DDaCA Lab 2

Lab 2 revolved around the seven segment displays available on the DE2 board.  The project was to build a seven segment display decoder which takes as input a four-digit binary value (set with the switches on the DE2) and displays 0-F on one of the displays.

Again, the design was done graphically, but this was a much more complex circuit and got very repetitive to do this way.  Good thing no one designs logic this way for real.  On to Verilog in the next lab!

DDaCA Lab 1

The first lab of the program involved building a full adder.  The adder is designed graphically, simulated, and then synthesized to the DE2.

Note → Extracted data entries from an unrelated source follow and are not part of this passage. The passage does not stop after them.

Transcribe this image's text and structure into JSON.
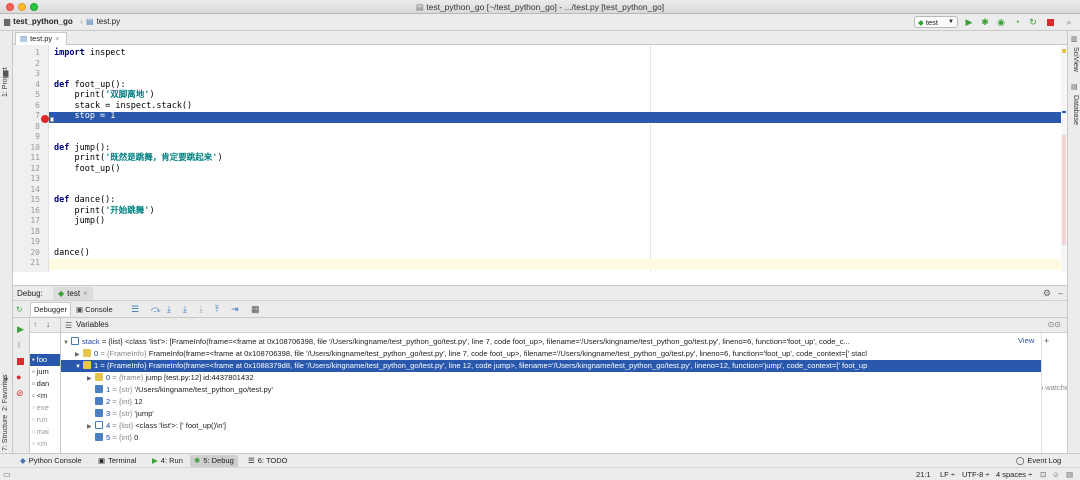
{
  "window": {
    "title": "test_python_go [~/test_python_go] - .../test.py [test_python_go]"
  },
  "navbar": {
    "project": "test_python_go",
    "file": "test.py",
    "run_config": "test"
  },
  "left_strip": {
    "project": "1: Project",
    "favorites": "2: Favorites",
    "structure": "7: Structure"
  },
  "right_strip": {
    "sciview": "SciView",
    "database": "Database"
  },
  "editor": {
    "tab": "test.py",
    "line_numbers": [
      "1",
      "2",
      "3",
      "4",
      "5",
      "6",
      "7",
      "8",
      "9",
      "10",
      "11",
      "12",
      "13",
      "14",
      "15",
      "16",
      "17",
      "18",
      "19",
      "20",
      "21"
    ],
    "lines": {
      "l1a": "import",
      "l1b": " inspect",
      "l4a": "def",
      "l4b": " foot_up():",
      "l5a": "    print(",
      "l5b": "'双脚离地'",
      "l5c": ")",
      "l6": "    stack = inspect.stack()",
      "l7": "    stop = 1",
      "l10a": "def",
      "l10b": " jump():",
      "l11a": "    print(",
      "l11b": "'既然是跳舞，肯定要跳起来'",
      "l11c": ")",
      "l12": "    foot_up()",
      "l15a": "def",
      "l15b": " dance():",
      "l16a": "    print(",
      "l16b": "'开始跳舞'",
      "l16c": ")",
      "l17": "    jump()",
      "l20": "dance()"
    },
    "execution_line": 7,
    "breakpoint_line": 7
  },
  "debug": {
    "label": "Debug:",
    "session": "test",
    "tab_debugger": "Debugger",
    "tab_console": "Console",
    "variables_label": "Variables",
    "frames": [
      "foo",
      "jum",
      "dan",
      "<m",
      "exe",
      "run",
      "mai",
      "<m"
    ],
    "vars": {
      "r0a": "stack",
      "r0b": " = {list} ",
      "r0c": "<class 'list'>: [FrameInfo(frame=<frame at 0x108706398, file '/Users/kingname/test_python_go/test.py', line 7, code foot_up>, filename='/Users/kingname/test_python_go/test.py', lineno=6, function='foot_up', code_c...",
      "r0view": "View",
      "r1a": "0",
      "r1b": " = {FrameInfo} ",
      "r1c": "FrameInfo(frame=<frame at 0x108706398, file '/Users/kingname/test_python_go/test.py', line 7, code foot_up>, filename='/Users/kingname/test_python_go/test.py', lineno=6, function='foot_up', code_context=['    stacl",
      "r2": "1 = {FrameInfo} FrameInfo(frame=<frame at 0x1088379d8, file '/Users/kingname/test_python_go/test.py', line 12, code jump>, filename='/Users/kingname/test_python_go/test.py', lineno=12, function='jump', code_context=['    foot_up",
      "r3a": "0",
      "r3b": " = {frame} ",
      "r3c": "jump [test.py:12]  id:4437801432",
      "r4a": "1",
      "r4b": " = {str} ",
      "r4c": "'/Users/kingname/test_python_go/test.py'",
      "r5a": "2",
      "r5b": " = {int} ",
      "r5c": "12",
      "r6a": "3",
      "r6b": " = {str} ",
      "r6c": "'jump'",
      "r7a": "4",
      "r7b": " = {list} ",
      "r7c": "<class 'list'>: ['    foot_up()\\n']",
      "r8a": "5",
      "r8b": " = {int} ",
      "r8c": "0"
    },
    "watches_text": "o watche"
  },
  "bottom_tools": {
    "python_console": "Python Console",
    "terminal": "Terminal",
    "run": "4: Run",
    "debug": "5: Debug",
    "todo": "6: TODO",
    "event_log": "Event Log"
  },
  "status": {
    "position": "21:1",
    "line_sep": "LF ÷",
    "encoding": "UTF-8 ÷",
    "indent": "4 spaces ÷"
  },
  "colors": {
    "selection": "#2a58ad",
    "breakpoint": "#e0262a",
    "run_green": "#3c9e36"
  }
}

The graphical design is straight forward if not very efficient:

Most of the effort went into getting all the computer to board connections correct.  The first lab is detailed in how to do this, keep it handy!

Digital Design and Computer Architecture

Because I can’t focus on just one textbook at a time, I recently read Digital Design and Computer Architecture, ARM Edition, by Harris and Harris.  Mostly, I wanted to learn about FPGAs.  To that effect, I got lab materials (found under the “Companion Materials” in the link above) and bought myself an Altera DE2 board.

This is an older board, out of production, but easily found on eBay.  This one was in mint condition with all of the accessories.  It features a Cyclone II FPGA which is nice for two reasons – it’s still in production, and it’s one of the last FPGAs in production that doesn’t use a BGA footprint, making it actually usable in hobby projects.

Altera provides the free Quartus II software (Web Edition is the free version), but beware – to program a Cyclone II you need version 13.0.1 or earlier (though why go earlier I don’t know).  This seems odd to me, as they still make the chip, but don’t support it in the current tool chain.  The old versions can be downloaded from the Altera website.

I also needed one more file – the lab materials give a link to a file “DE2_pin_ assignments.csv” but, unfortunately, that link points to an on-campus only server at the author’s university.  Still a google search found the same file elsewhere.

Another useful note on this board:  I’ve been a fan of Bruce Land‘s videos from his Cornell microprocessor and FPGA classes.  In the older version of the FPGA class, the one from 2011, he uses the same boards.  I plan to attempt at least the first lab project from that lab.